11. August 2019
How to calculate the Azure SQL DTU demand of your on prem database
One of the options to scale Azure SQL Databases is by DTU, database transaction unit (to get an overview and comparison of the purchasing models, check https://docs.microsoft.com/en-us/azure/sql-database/sql-database-purchase-models). But how do you know, how many of those DTUs you need for your on-prem workload? A very helpful tool for that is Azure SQL DTU Calculator, oftentimes wrongly attributed to Microsoft, while in fact it was created and is maintained by Justin Henriksen. By grabbing a couple of performance metrics and uploading the results, you can let it calculate the necessary DTU level for every data point and also present you with a recommendation and a couple of nice graphs. While that is already very good, you might want to do this repeatedly after capturing longer periods of SQL load or on multiple machines and you might want to do your own analysis on the base data. To achieve that, I have created a couple of scripts with the help of my colleagues Christoph Litters and Pascal Poletto.

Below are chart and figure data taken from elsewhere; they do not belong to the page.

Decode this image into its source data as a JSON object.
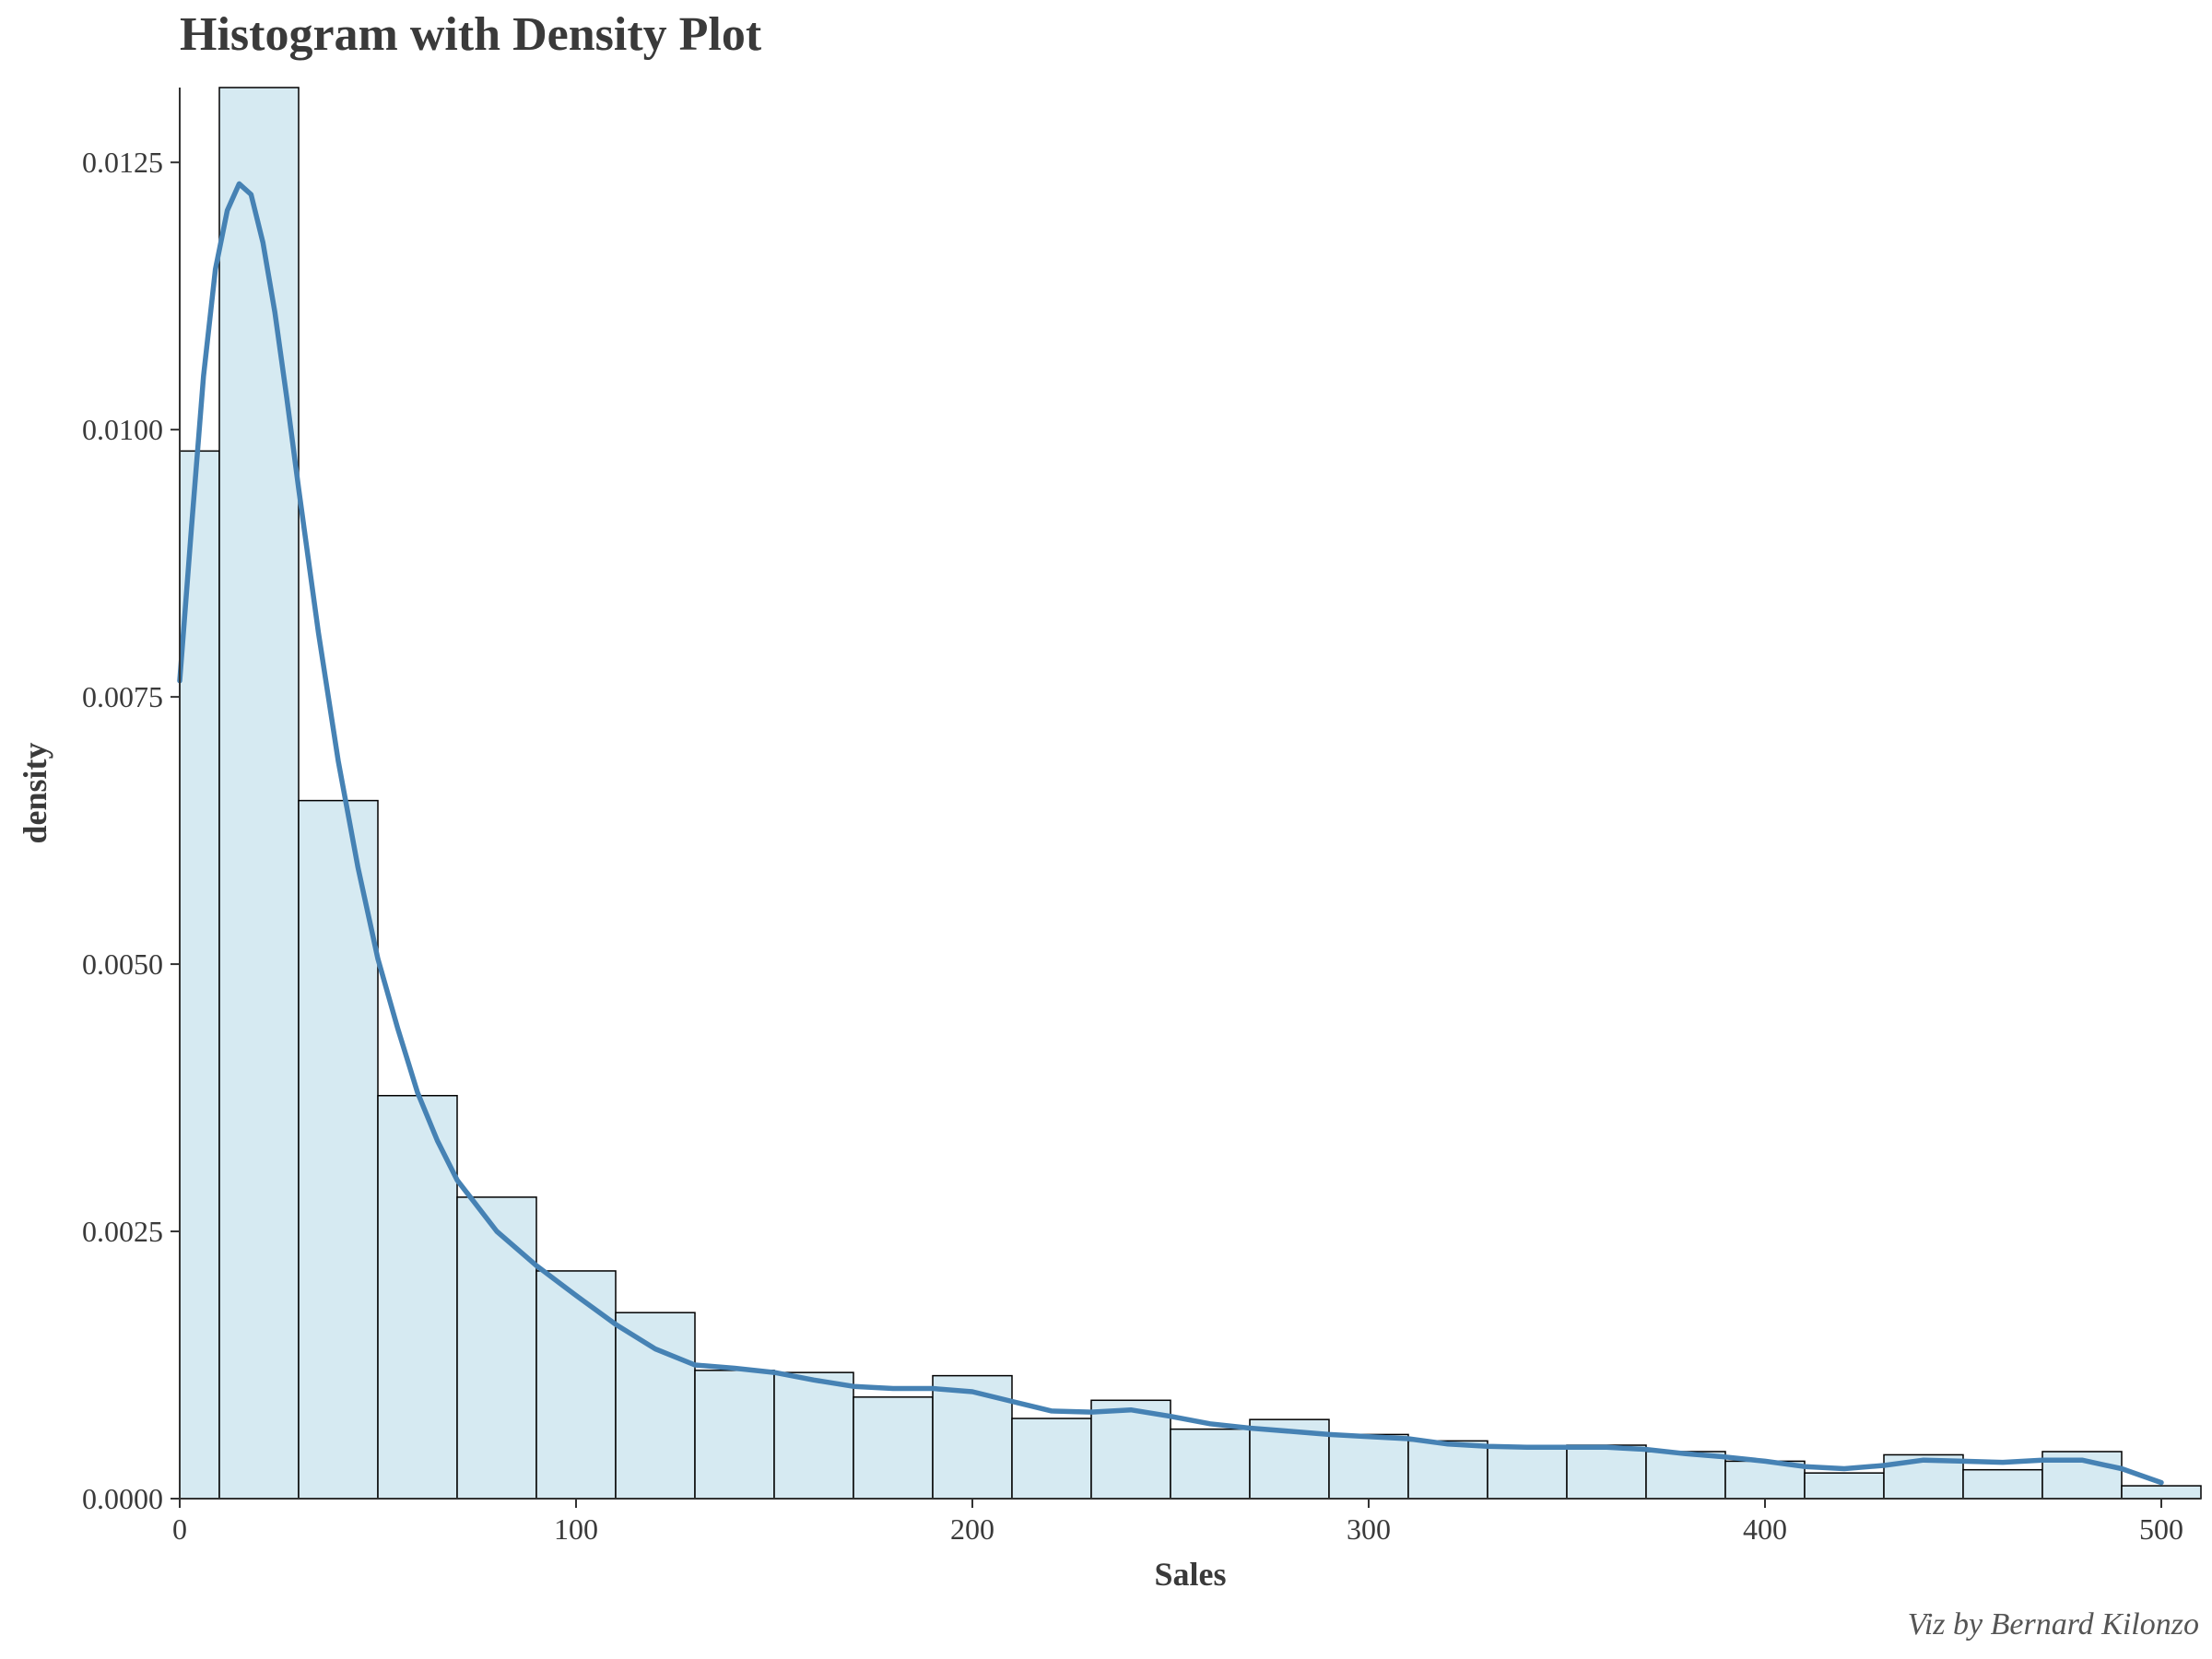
{
  "title": "Histogram with Density Plot",
  "caption": "Viz by Bernard Kilonzo",
  "colors": {
    "hist_fill": "#d6eaf2",
    "hist_outline": "#000000",
    "density_line": "#4682b4",
    "text": "#3a3a3a"
  },
  "chart_data": {
    "type": "bar",
    "subtype": "histogram-with-density",
    "xlabel": "Sales",
    "ylabel": "density",
    "xlim": [
      0,
      510
    ],
    "ylim": [
      0,
      0.0132
    ],
    "x_ticks": [
      0,
      100,
      200,
      300,
      400,
      500
    ],
    "y_ticks": [
      0.0,
      0.0025,
      0.005,
      0.0075,
      0.01,
      0.0125
    ],
    "y_tick_labels": [
      "0.0000",
      "0.0025",
      "0.0050",
      "0.0075",
      "0.0100",
      "0.0125"
    ],
    "bins": [
      {
        "x0": -10,
        "x1": 10,
        "density": 0.0098
      },
      {
        "x0": 10,
        "x1": 30,
        "density": 0.0132
      },
      {
        "x0": 30,
        "x1": 50,
        "density": 0.00653
      },
      {
        "x0": 50,
        "x1": 70,
        "density": 0.00377
      },
      {
        "x0": 70,
        "x1": 90,
        "density": 0.00282
      },
      {
        "x0": 90,
        "x1": 110,
        "density": 0.00213
      },
      {
        "x0": 110,
        "x1": 130,
        "density": 0.00174
      },
      {
        "x0": 130,
        "x1": 150,
        "density": 0.0012
      },
      {
        "x0": 150,
        "x1": 170,
        "density": 0.00118
      },
      {
        "x0": 170,
        "x1": 190,
        "density": 0.00095
      },
      {
        "x0": 190,
        "x1": 210,
        "density": 0.00115
      },
      {
        "x0": 210,
        "x1": 230,
        "density": 0.00075
      },
      {
        "x0": 230,
        "x1": 250,
        "density": 0.00092
      },
      {
        "x0": 250,
        "x1": 270,
        "density": 0.00065
      },
      {
        "x0": 270,
        "x1": 290,
        "density": 0.00074
      },
      {
        "x0": 290,
        "x1": 310,
        "density": 0.0006
      },
      {
        "x0": 310,
        "x1": 330,
        "density": 0.00054
      },
      {
        "x0": 330,
        "x1": 350,
        "density": 0.00049
      },
      {
        "x0": 350,
        "x1": 370,
        "density": 0.0005
      },
      {
        "x0": 370,
        "x1": 390,
        "density": 0.00044
      },
      {
        "x0": 390,
        "x1": 410,
        "density": 0.00035
      },
      {
        "x0": 410,
        "x1": 430,
        "density": 0.00024
      },
      {
        "x0": 430,
        "x1": 450,
        "density": 0.00041
      },
      {
        "x0": 450,
        "x1": 470,
        "density": 0.00027
      },
      {
        "x0": 470,
        "x1": 490,
        "density": 0.00044
      },
      {
        "x0": 490,
        "x1": 510,
        "density": 0.00012
      }
    ],
    "density_curve": {
      "x": [
        0,
        3,
        6,
        9,
        12,
        15,
        18,
        21,
        24,
        27,
        30,
        35,
        40,
        45,
        50,
        55,
        60,
        65,
        70,
        80,
        90,
        100,
        110,
        120,
        130,
        140,
        150,
        160,
        170,
        180,
        190,
        200,
        210,
        220,
        230,
        240,
        250,
        260,
        270,
        280,
        290,
        300,
        310,
        320,
        330,
        340,
        350,
        360,
        370,
        380,
        390,
        400,
        410,
        420,
        430,
        440,
        450,
        460,
        470,
        480,
        490,
        500
      ],
      "y": [
        0.00765,
        0.0091,
        0.0105,
        0.0115,
        0.01205,
        0.0123,
        0.0122,
        0.01175,
        0.0111,
        0.0103,
        0.00945,
        0.0081,
        0.0069,
        0.0059,
        0.00505,
        0.0044,
        0.0038,
        0.00335,
        0.00298,
        0.0025,
        0.00218,
        0.0019,
        0.00163,
        0.0014,
        0.00125,
        0.00122,
        0.00118,
        0.00111,
        0.00105,
        0.00103,
        0.00103,
        0.001,
        0.00091,
        0.00082,
        0.00081,
        0.00083,
        0.00077,
        0.0007,
        0.00066,
        0.00063,
        0.0006,
        0.00058,
        0.00056,
        0.00051,
        0.00049,
        0.00048,
        0.00048,
        0.00048,
        0.00046,
        0.00042,
        0.00039,
        0.00035,
        0.0003,
        0.00028,
        0.00031,
        0.00036,
        0.00035,
        0.00034,
        0.00036,
        0.00036,
        0.00028,
        0.00015
      ]
    }
  }
}
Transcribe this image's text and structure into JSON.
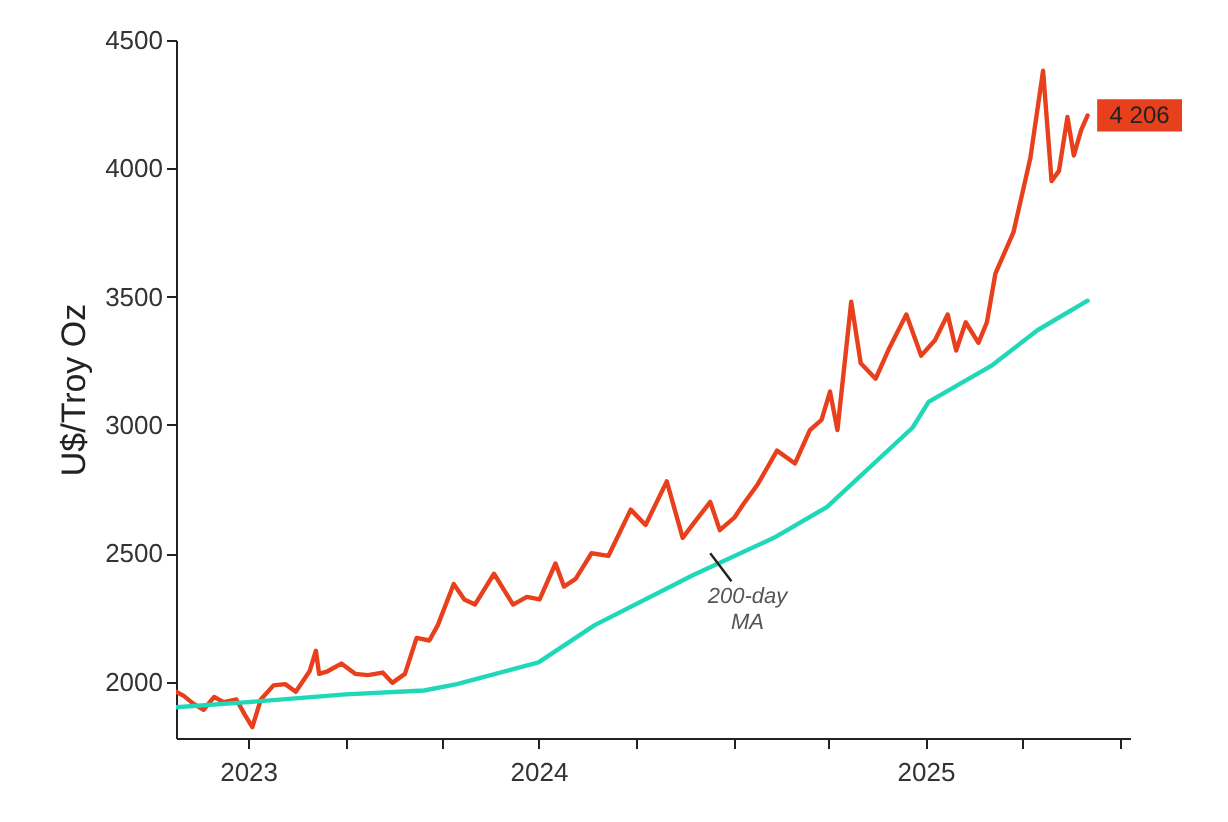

You can find the code here in the Axians code sharing platform. It works in four steps:
- Assuming that you have multiple .csv files generated by the scripts shared on the Azure SQL DTU Calculator homepage, the first script accumulates them into one big .csv
- With the second script you convert the .csv file to the .json format expected by the API provided by the calculator and also split it into chunks of 50.000 lines as the API has problems with large files
- The third script calls the API
- The last script interprets the results and gives you a short result overview: the recommended Azure SQL service tiers, the count how often they were recommended, the current price per hour in USD (read via a call to the same backend as the Azure pricing calculator, the included and the max DB size in GB
The result, imported into Excel looks like this, with the percentage and cost per month easily calculated in Excel
With that you can do your own calculations depending on your needs
The scripts actually are pretty straight forward, so only a couple of things to note:
- As we found out when running this on multiple machines over two weeks, depending on your setup and especially localization, the performance monitoring results might look different. Because of that, I am changing the CSV header line to something hard coded in the first script, to make it reliably always the same in order to easily use it in later stages.
- I am not sure if 50.000 lines is the perfect amount of data to send to the API as I have seen larger requests go through as well. It seems like a fair amount with not too many calls and still reasonable response times by the API.
- The scripts are really not complicated, it would be easy to just put everything into one script. But if you run it with more data (we had up to two weeks of performance monitoring data), it can be quite convenient to split it up, so you can easily start at one of the later steps if something went wrong and you don’t want to go through the earlier steps again
- We always deal with database bigger than 2.5GB, which means we can’t use the basic tier. Therefore I have replaced basic with Standard – S0, but if you deal with small databases, you would want to undo this.